What started as a Romanesque shrine soon developed into a Gothic masterpiece. Among the highlights of the cathedral is the Perdón doorway, which may have been the church entrance at the time of Alfonso X. Through the centuries, the church has suffered several interventions. Inside the sacristy, you’ll find a collection of noteworthy items, including several paintings, a pax board by Becerril and a Baroque chest of drawers.
Just next to the cathedral is the Palacio Lopez Villasenor, a museum dedicated to the work of Manuel López Villaseñor, one of the greatest Spanish painters of the 20th century. Walking through the rooms, you’ll see the evolution of his artworks through the years. The building itself is a typical Manchega house from the 15th century. It was also here that Hernán Pérez del Pulgar, a Captain General and Historian at the Service of the Catholic Kings, was born in 1451.
Gasset Park is the largest green space in Ciudad Real. Visitors can follow three different itineraries based on the park’s features. The first is called “Singular Trees”, with a length of 740m, the second is called “Monuments and Sculptures” and stretches for 1000m, and the third one, “Ornamental Fountains, is also 1000m long. Pick one or take your time and follow all three of them.
The Museum Quixote pays tribute to the infamous character created by the Spanish writer Miguel de Cervantes. This museum uses art and multimedia to create an interactive experience of Don Quixote de la Mancha. You’ll see movies, exhibits and several paintings made by José Jiménez Miranda, one of the best 19th-century illustrators of Don Quixote. Look out for the recreated version of a 17th-century Madrid printing press. The museum also includes the Cervantes library, which features more than 3,000 volumes.
Return to the city centre and stop by Plaza Mayor, one of the liveliest squares in the city. It is a meeting point for locals and visitors and a great spot to grab a drink in the evening. Around here is the Casa del Arco, the first Consistorial House installed in the city in the 15th century. The building suffered major damages in 1755 following the tragic Lisbon Earthquake that reached Ciudad Real. Today most people head here to see the carillon watch, inaugurated in 2005 by the princes of Asturias. The three automaton figures: Don Quijote, his companion Sancho Panza and Miguel de Cervantes come out at specific times. On the opposite side of the square is the City Hall, a somewhat controversial building which combines Neo-gothic features with Nordic influences.
Ciudad Real only has a few attractions, all of which you can explore with kids. After taking in the monuments, you can wander through the city’s parks and squares. The Gasset Park is dotted with fun sculptures and fountains, while the Plaza Mayor offers plenty of cafés where you can stop for a snack. You can also spend an afternoon at the Mystery Time Escape Room.

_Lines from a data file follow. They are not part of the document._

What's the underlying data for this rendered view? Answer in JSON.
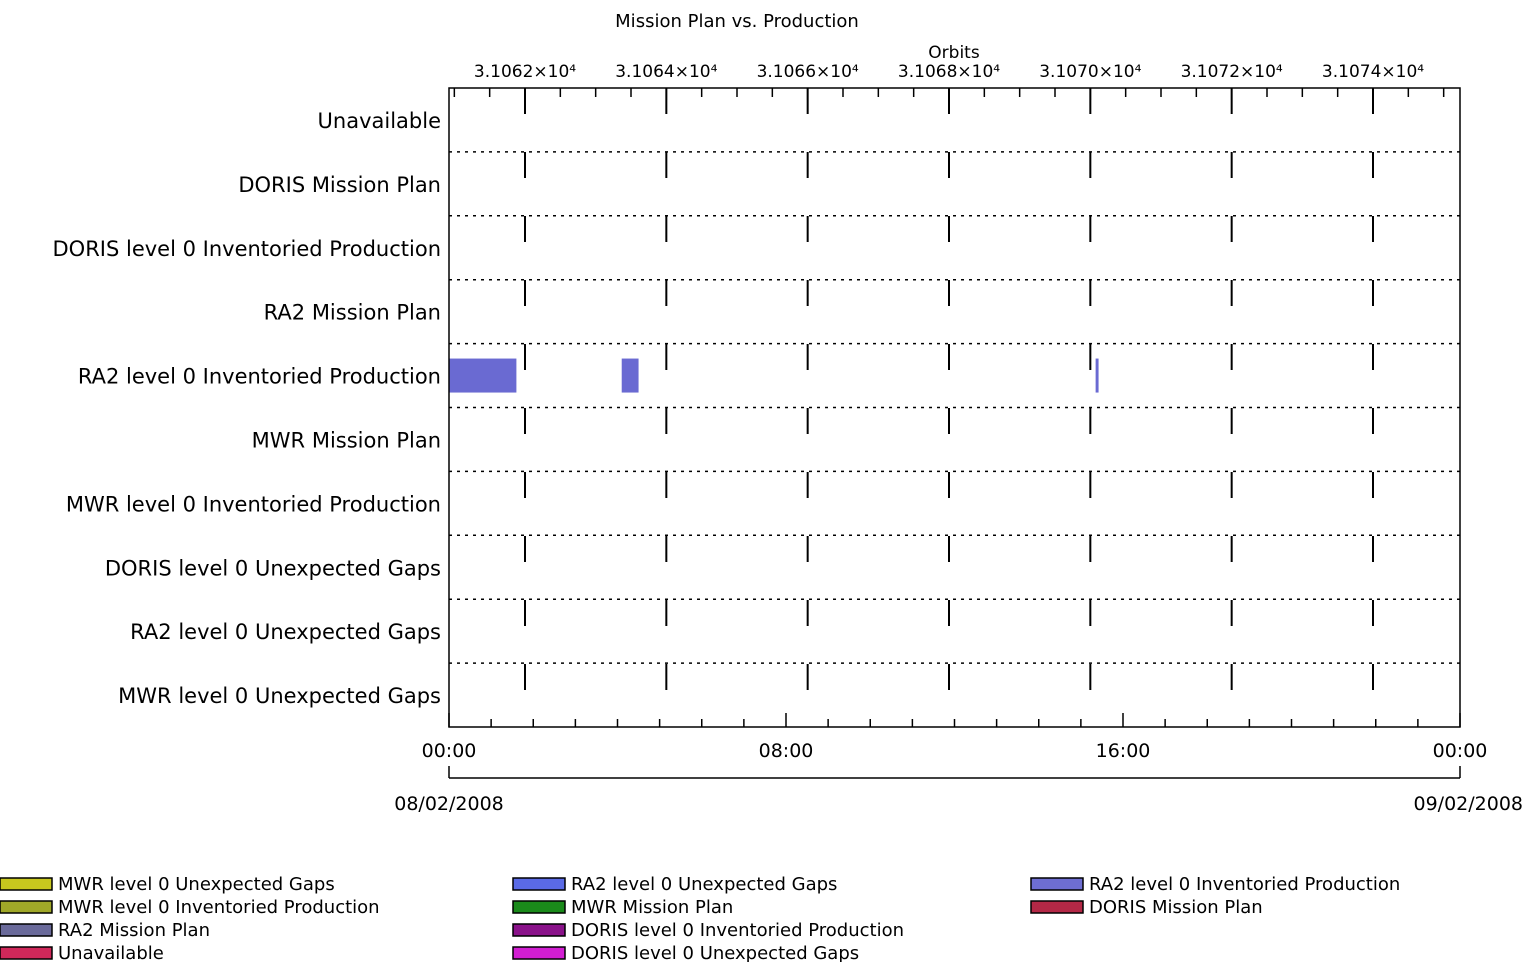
{
  "chart_data": {
    "type": "bar",
    "title": "Mission Plan vs. Production",
    "top_axis": {
      "label": "Orbits",
      "ticks": [
        {
          "value": 31062,
          "label": "3.1062×10⁴"
        },
        {
          "value": 31064,
          "label": "3.1064×10⁴"
        },
        {
          "value": 31066,
          "label": "3.1066×10⁴"
        },
        {
          "value": 31068,
          "label": "3.1068×10⁴"
        },
        {
          "value": 31070,
          "label": "3.1070×10⁴"
        },
        {
          "value": 31072,
          "label": "3.1072×10⁴"
        },
        {
          "value": 31074,
          "label": "3.1074×10⁴"
        }
      ]
    },
    "bottom_axis": {
      "ticks": [
        {
          "hour": 0,
          "label": "00:00"
        },
        {
          "hour": 8,
          "label": "08:00"
        },
        {
          "hour": 16,
          "label": "16:00"
        },
        {
          "hour": 24,
          "label": "00:00"
        }
      ],
      "dates": [
        {
          "hour": 0,
          "label": "08/02/2008"
        },
        {
          "hour": 24,
          "label": "09/02/2008"
        }
      ],
      "xlim_hours": [
        0,
        24
      ]
    },
    "categories": [
      "Unavailable",
      "DORIS Mission Plan",
      "DORIS level 0 Inventoried Production",
      "RA2 Mission Plan",
      "RA2 level 0 Inventoried Production",
      "MWR Mission Plan",
      "MWR level 0 Inventoried Production",
      "DORIS level 0 Unexpected Gaps",
      "RA2 level 0 Unexpected Gaps",
      "MWR level 0 Unexpected Gaps"
    ],
    "intervals": [
      {
        "category": "RA2 level 0 Inventoried Production",
        "start_hour": 0.0,
        "end_hour": 1.6
      },
      {
        "category": "RA2 level 0 Inventoried Production",
        "start_hour": 4.1,
        "end_hour": 4.5
      },
      {
        "category": "RA2 level 0 Inventoried Production",
        "start_hour": 15.35,
        "end_hour": 15.42
      }
    ],
    "grid": true,
    "legend": {
      "position": "bottom",
      "entries": [
        {
          "label": "MWR level 0 Unexpected Gaps",
          "color": "#c8c81e"
        },
        {
          "label": "MWR level 0 Inventoried Production",
          "color": "#a0a828"
        },
        {
          "label": "RA2 Mission Plan",
          "color": "#6a6a9a"
        },
        {
          "label": "Unavailable",
          "color": "#d0285a"
        },
        {
          "label": "RA2 level 0 Unexpected Gaps",
          "color": "#5a6ae6"
        },
        {
          "label": "MWR Mission Plan",
          "color": "#1a8a1a"
        },
        {
          "label": "DORIS level 0 Inventoried Production",
          "color": "#8a128a"
        },
        {
          "label": "DORIS level 0 Unexpected Gaps",
          "color": "#d21ed2"
        },
        {
          "label": "RA2 level 0 Inventoried Production",
          "color": "#6e6ed2"
        },
        {
          "label": "DORIS Mission Plan",
          "color": "#b42846"
        }
      ]
    }
  }
}
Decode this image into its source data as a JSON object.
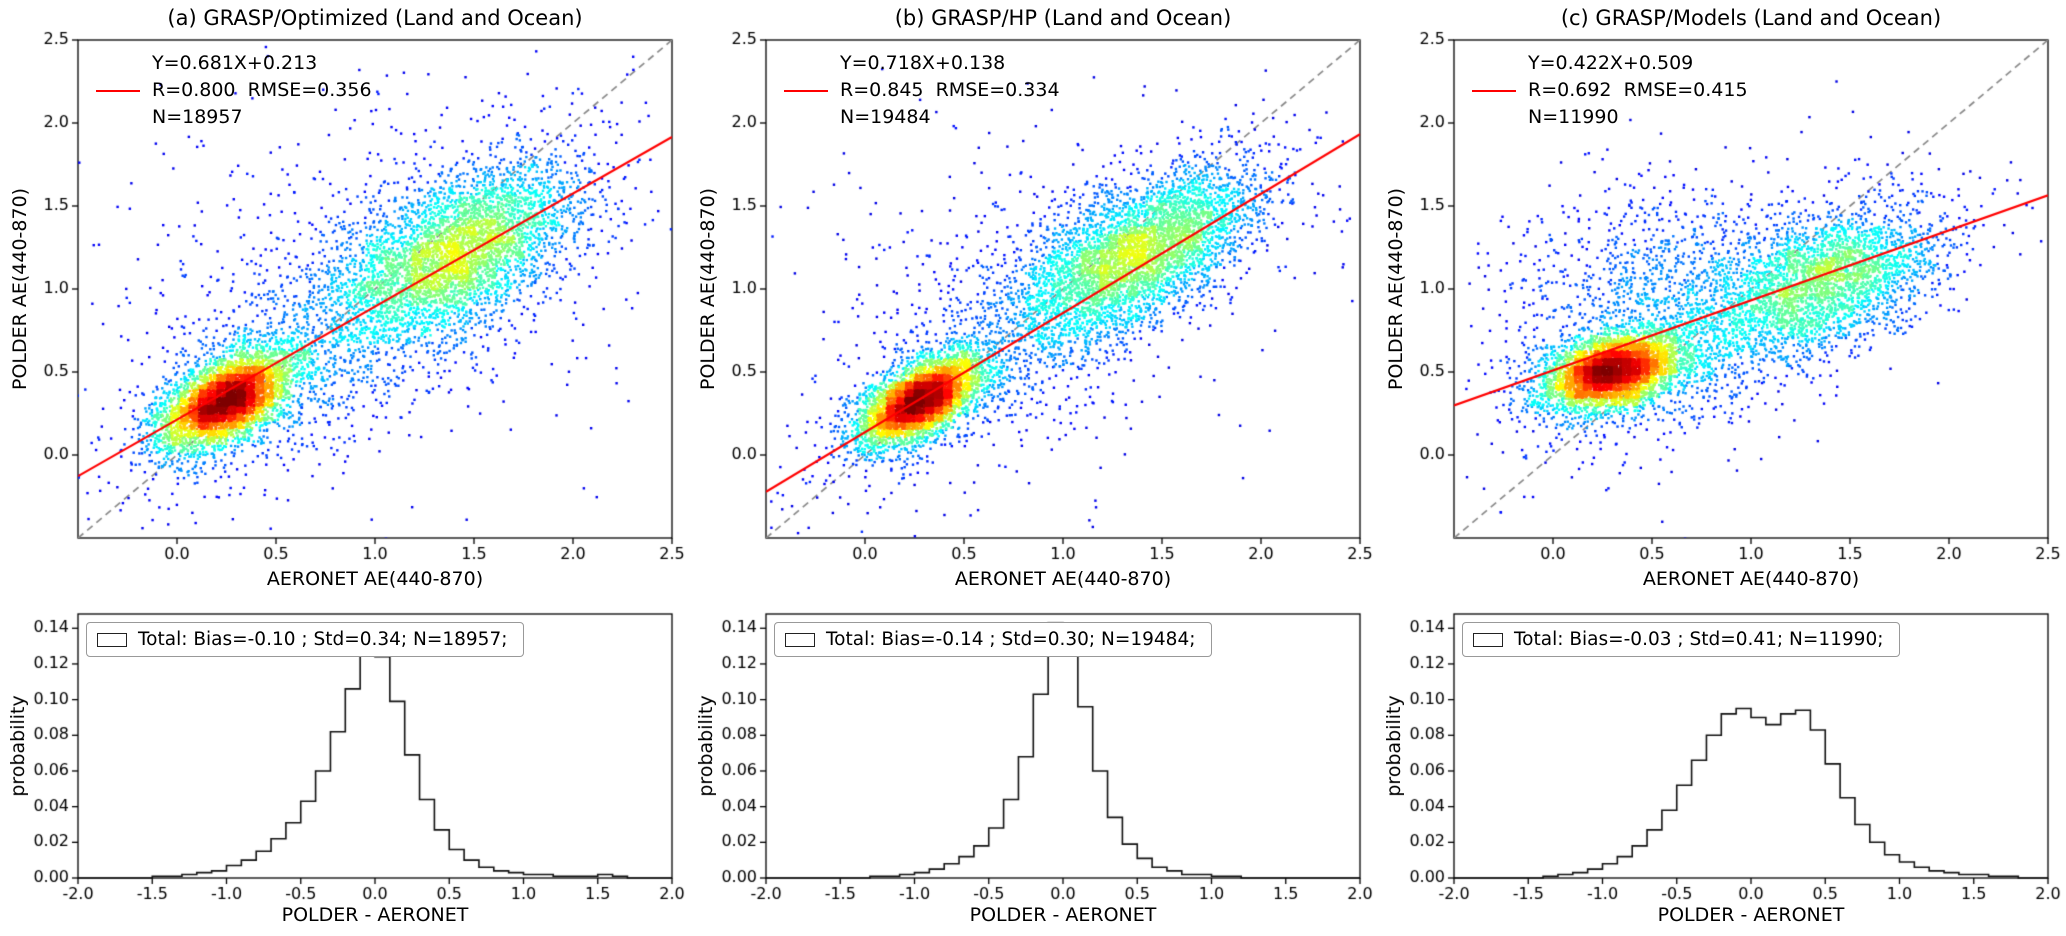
{
  "colors": {
    "fit_line": "#ff0000",
    "identity_line": "#8a8a8a",
    "histogram_line": "#111111",
    "point_colormap": "jet"
  },
  "chart_data": [
    {
      "id": "a",
      "title": "(a) GRASP/Optimized (Land and Ocean)",
      "scatter": {
        "type": "scatter",
        "xlabel": "AERONET AE(440-870)",
        "ylabel": "POLDER AE(440-870)",
        "xlim": [
          -0.5,
          2.5
        ],
        "ylim": [
          -0.5,
          2.5
        ],
        "xticks": [
          0.0,
          0.5,
          1.0,
          1.5,
          2.0,
          2.5
        ],
        "yticks": [
          0.0,
          0.5,
          1.0,
          1.5,
          2.0,
          2.5
        ],
        "fit": {
          "slope": 0.681,
          "intercept": 0.213,
          "r": 0.8,
          "rmse": 0.356,
          "n": 18957
        },
        "stats": {
          "line1": "Y=0.681X+0.213",
          "line2": "R=0.800  RMSE=0.356",
          "line3": "N=18957"
        },
        "identity_line": true,
        "seed": 11,
        "density_model": [
          {
            "cx": 0.25,
            "cy": 0.33,
            "sx": 0.17,
            "sy": 0.15,
            "rho": 0.55,
            "n": 4200
          },
          {
            "cx": 1.42,
            "cy": 1.22,
            "sx": 0.3,
            "sy": 0.26,
            "rho": 0.55,
            "n": 3600
          },
          {
            "cx": 0.85,
            "cy": 0.82,
            "sx": 0.55,
            "sy": 0.5,
            "rho": 0.72,
            "n": 1600
          },
          {
            "cx": 0.9,
            "cy": 1.0,
            "sx": 0.8,
            "sy": 0.7,
            "rho": 0.3,
            "n": 500
          }
        ]
      },
      "histogram": {
        "type": "bar",
        "legend": "Total: Bias=-0.10 ; Std=0.34; N=18957;",
        "xlabel": "POLDER - AERONET",
        "ylabel": "probability",
        "xlim": [
          -2.0,
          2.0
        ],
        "ylim": [
          0,
          0.148
        ],
        "xticks": [
          -2.0,
          -1.5,
          -1.0,
          -0.5,
          0.0,
          0.5,
          1.0,
          1.5,
          2.0
        ],
        "yticks": [
          0.0,
          0.02,
          0.04,
          0.06,
          0.08,
          0.1,
          0.12,
          0.14
        ],
        "bin_start": -2.0,
        "bin_width": 0.1,
        "values": [
          0,
          0,
          0,
          0,
          0,
          0.001,
          0.001,
          0.002,
          0.003,
          0.004,
          0.007,
          0.01,
          0.015,
          0.022,
          0.031,
          0.043,
          0.06,
          0.082,
          0.106,
          0.13,
          0.124,
          0.099,
          0.069,
          0.044,
          0.027,
          0.016,
          0.01,
          0.006,
          0.004,
          0.003,
          0.002,
          0.002,
          0.001,
          0.001,
          0.001,
          0.002,
          0.001,
          0,
          0,
          0
        ]
      }
    },
    {
      "id": "b",
      "title": "(b) GRASP/HP (Land and Ocean)",
      "scatter": {
        "type": "scatter",
        "xlabel": "AERONET AE(440-870)",
        "ylabel": "POLDER AE(440-870)",
        "xlim": [
          -0.5,
          2.5
        ],
        "ylim": [
          -0.5,
          2.5
        ],
        "xticks": [
          0.0,
          0.5,
          1.0,
          1.5,
          2.0,
          2.5
        ],
        "yticks": [
          0.0,
          0.5,
          1.0,
          1.5,
          2.0,
          2.5
        ],
        "fit": {
          "slope": 0.718,
          "intercept": 0.138,
          "r": 0.845,
          "rmse": 0.334,
          "n": 19484
        },
        "stats": {
          "line1": "Y=0.718X+0.138",
          "line2": "R=0.845  RMSE=0.334",
          "line3": "N=19484"
        },
        "identity_line": true,
        "seed": 23,
        "density_model": [
          {
            "cx": 0.28,
            "cy": 0.33,
            "sx": 0.16,
            "sy": 0.14,
            "rho": 0.6,
            "n": 4300
          },
          {
            "cx": 1.4,
            "cy": 1.22,
            "sx": 0.29,
            "sy": 0.25,
            "rho": 0.6,
            "n": 3700
          },
          {
            "cx": 0.85,
            "cy": 0.8,
            "sx": 0.5,
            "sy": 0.45,
            "rho": 0.75,
            "n": 1400
          },
          {
            "cx": 0.9,
            "cy": 1.0,
            "sx": 0.75,
            "sy": 0.62,
            "rho": 0.3,
            "n": 400
          }
        ]
      },
      "histogram": {
        "type": "bar",
        "legend": "Total: Bias=-0.14 ; Std=0.30; N=19484;",
        "xlabel": "POLDER - AERONET",
        "ylabel": "probability",
        "xlim": [
          -2.0,
          2.0
        ],
        "ylim": [
          0,
          0.148
        ],
        "xticks": [
          -2.0,
          -1.5,
          -1.0,
          -0.5,
          0.0,
          0.5,
          1.0,
          1.5,
          2.0
        ],
        "yticks": [
          0.0,
          0.02,
          0.04,
          0.06,
          0.08,
          0.1,
          0.12,
          0.14
        ],
        "bin_start": -2.0,
        "bin_width": 0.1,
        "values": [
          0,
          0,
          0,
          0,
          0,
          0,
          0,
          0.001,
          0.001,
          0.002,
          0.003,
          0.005,
          0.008,
          0.012,
          0.018,
          0.028,
          0.044,
          0.068,
          0.103,
          0.143,
          0.133,
          0.096,
          0.06,
          0.034,
          0.019,
          0.011,
          0.006,
          0.004,
          0.002,
          0.002,
          0.001,
          0.001,
          0,
          0,
          0,
          0,
          0,
          0,
          0,
          0
        ]
      }
    },
    {
      "id": "c",
      "title": "(c) GRASP/Models (Land and Ocean)",
      "scatter": {
        "type": "scatter",
        "xlabel": "AERONET AE(440-870)",
        "ylabel": "POLDER AE(440-870)",
        "xlim": [
          -0.5,
          2.5
        ],
        "ylim": [
          -0.5,
          2.5
        ],
        "xticks": [
          0.0,
          0.5,
          1.0,
          1.5,
          2.0,
          2.5
        ],
        "yticks": [
          0.0,
          0.5,
          1.0,
          1.5,
          2.0,
          2.5
        ],
        "fit": {
          "slope": 0.422,
          "intercept": 0.509,
          "r": 0.692,
          "rmse": 0.415,
          "n": 11990
        },
        "stats": {
          "line1": "Y=0.422X+0.509",
          "line2": "R=0.692  RMSE=0.415",
          "line3": "N=11990"
        },
        "identity_line": true,
        "seed": 37,
        "density_model": [
          {
            "cx": 0.3,
            "cy": 0.5,
            "sx": 0.18,
            "sy": 0.12,
            "rho": 0.35,
            "n": 4200
          },
          {
            "cx": 1.38,
            "cy": 1.05,
            "sx": 0.3,
            "sy": 0.22,
            "rho": 0.5,
            "n": 2600
          },
          {
            "cx": 0.85,
            "cy": 0.8,
            "sx": 0.5,
            "sy": 0.4,
            "rho": 0.55,
            "n": 1200
          },
          {
            "cx": 0.5,
            "cy": 1.0,
            "sx": 0.4,
            "sy": 0.35,
            "rho": 0.1,
            "n": 900
          }
        ]
      },
      "histogram": {
        "type": "bar",
        "legend": "Total: Bias=-0.03 ; Std=0.41; N=11990;",
        "xlabel": "POLDER - AERONET",
        "ylabel": "probability",
        "xlim": [
          -2.0,
          2.0
        ],
        "ylim": [
          0,
          0.148
        ],
        "xticks": [
          -2.0,
          -1.5,
          -1.0,
          -0.5,
          0.0,
          0.5,
          1.0,
          1.5,
          2.0
        ],
        "yticks": [
          0.0,
          0.02,
          0.04,
          0.06,
          0.08,
          0.1,
          0.12,
          0.14
        ],
        "bin_start": -2.0,
        "bin_width": 0.1,
        "values": [
          0,
          0,
          0,
          0,
          0,
          0,
          0.001,
          0.002,
          0.003,
          0.005,
          0.008,
          0.012,
          0.018,
          0.027,
          0.038,
          0.052,
          0.066,
          0.08,
          0.092,
          0.095,
          0.09,
          0.086,
          0.092,
          0.094,
          0.083,
          0.064,
          0.045,
          0.03,
          0.02,
          0.013,
          0.009,
          0.006,
          0.004,
          0.003,
          0.002,
          0.002,
          0.001,
          0.001,
          0,
          0
        ]
      }
    }
  ]
}
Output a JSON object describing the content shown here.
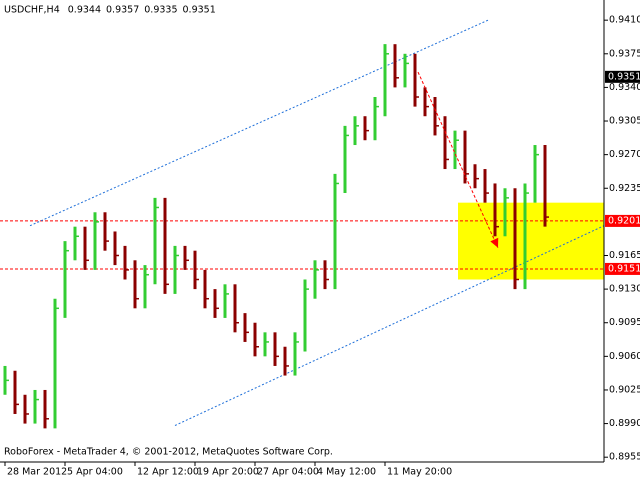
{
  "chart_data": {
    "type": "ohlc",
    "symbol": "USDCHF,H4",
    "header_values": [
      0.9344,
      0.9357,
      0.9335,
      0.9351
    ],
    "footer": "RoboForex - MetaTrader 4, © 2001-2012, MetaQuotes Software Corp.",
    "up_color": "#32cd32",
    "down_color": "#8b0000",
    "high": [
      0.905,
      0.9045,
      0.902,
      0.9025,
      0.9025,
      0.912,
      0.918,
      0.9195,
      0.9195,
      0.921,
      0.921,
      0.919,
      0.9175,
      0.916,
      0.9155,
      0.9225,
      0.9225,
      0.9175,
      0.9175,
      0.917,
      0.915,
      0.913,
      0.9135,
      0.9135,
      0.9105,
      0.9095,
      0.9085,
      0.9085,
      0.907,
      0.9085,
      0.914,
      0.916,
      0.916,
      0.925,
      0.93,
      0.931,
      0.931,
      0.933,
      0.9385,
      0.9385,
      0.9375,
      0.9375,
      0.934,
      0.933,
      0.931,
      0.9295,
      0.9295,
      0.926,
      0.9255,
      0.924,
      0.9235,
      0.9235,
      0.924,
      0.928,
      0.928
    ],
    "low": [
      0.902,
      0.9,
      0.899,
      0.899,
      0.8985,
      0.8985,
      0.91,
      0.916,
      0.915,
      0.915,
      0.917,
      0.9155,
      0.914,
      0.911,
      0.911,
      0.9135,
      0.9125,
      0.9125,
      0.915,
      0.913,
      0.911,
      0.91,
      0.91,
      0.9085,
      0.9075,
      0.906,
      0.906,
      0.905,
      0.904,
      0.904,
      0.9065,
      0.912,
      0.913,
      0.913,
      0.923,
      0.928,
      0.9285,
      0.9285,
      0.931,
      0.934,
      0.934,
      0.932,
      0.931,
      0.929,
      0.9255,
      0.9255,
      0.924,
      0.9235,
      0.922,
      0.9185,
      0.9185,
      0.913,
      0.913,
      0.922,
      0.9195
    ],
    "close": [
      0.9035,
      0.901,
      0.9,
      0.9015,
      0.8995,
      0.911,
      0.917,
      0.9185,
      0.916,
      0.92,
      0.918,
      0.9165,
      0.915,
      0.912,
      0.9145,
      0.9215,
      0.9135,
      0.9165,
      0.916,
      0.914,
      0.912,
      0.911,
      0.9125,
      0.9095,
      0.9085,
      0.907,
      0.9075,
      0.906,
      0.905,
      0.9075,
      0.913,
      0.915,
      0.914,
      0.924,
      0.929,
      0.93,
      0.9295,
      0.932,
      0.9375,
      0.935,
      0.9365,
      0.933,
      0.932,
      0.93,
      0.9265,
      0.9285,
      0.925,
      0.9245,
      0.923,
      0.9195,
      0.9225,
      0.914,
      0.923,
      0.927,
      0.9205
    ],
    "xlim": [
      -0.5,
      59.9
    ],
    "xticks": [
      {
        "value": 0,
        "label": "28 Mar 2012"
      },
      {
        "value": 6,
        "label": "5 Apr 04:00"
      },
      {
        "value": 13,
        "label": "12 Apr 12:00"
      },
      {
        "value": 19,
        "label": "19 Apr 20:00"
      },
      {
        "value": 25,
        "label": "27 Apr 04:00"
      },
      {
        "value": 31,
        "label": "4 May 12:00"
      },
      {
        "value": 38,
        "label": "11 May 20:00"
      }
    ],
    "ylim": [
      0.895,
      0.9431
    ],
    "yticks": [
      {
        "value": 0.941,
        "label": "0.9410"
      },
      0.9375,
      {
        "value": 0.934,
        "label": "0.9340"
      },
      0.9305,
      {
        "value": 0.927,
        "label": "0.9270"
      },
      0.9235,
      0.9165,
      {
        "value": 0.913,
        "label": "0.9130"
      },
      0.9095,
      {
        "value": 0.906,
        "label": "0.9060"
      },
      0.9025,
      {
        "value": 0.899,
        "label": "0.8990"
      },
      0.8955
    ],
    "levels": [
      0.9201,
      0.9151
    ],
    "level_color": "#ff0000",
    "current_price": 0.9351,
    "zone": {
      "x": [
        45.3,
        59.9
      ],
      "y": [
        0.914,
        0.922
      ],
      "color": "#ffff00"
    },
    "channels": [
      {
        "x": [
          2.5,
          48.3
        ],
        "y": [
          0.9196,
          0.941
        ]
      },
      {
        "x": [
          17,
          59.9
        ],
        "y": [
          0.8988,
          0.9196
        ]
      }
    ],
    "channel_color": "#1e6fd9",
    "forecast": {
      "x": [
        41.3,
        49.3
      ],
      "y": [
        0.9356,
        0.9173
      ],
      "color": "#ff0000"
    }
  }
}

The games are ideal for children above eight years old. If you're visiting in the summer, you can head to Playa Park, a water park complete with slides and kid-friendly swimming pools.
The cuisine in Ciudad Real is centred around game dishes like rabbit, wild boar and venison. Popular recipes include rabbit stew and hartatunos (fried potatoes and peppers). Codfish is also a top ingredient featured in dishes like the atascaburras (mashed potatoes and cod). Below are some of the best restaurants in Ciudad Real:
The best time to visit Ciudad Real is between April and June or around September and October. During these months, the weather is warm enough, and there are fewer rainy days. The hottest month is usually July when temperatures can reach 34ºC. It’s also the busiest month to visit. January, on the other hand, is the coldest month, with an average temperature of 11ºC.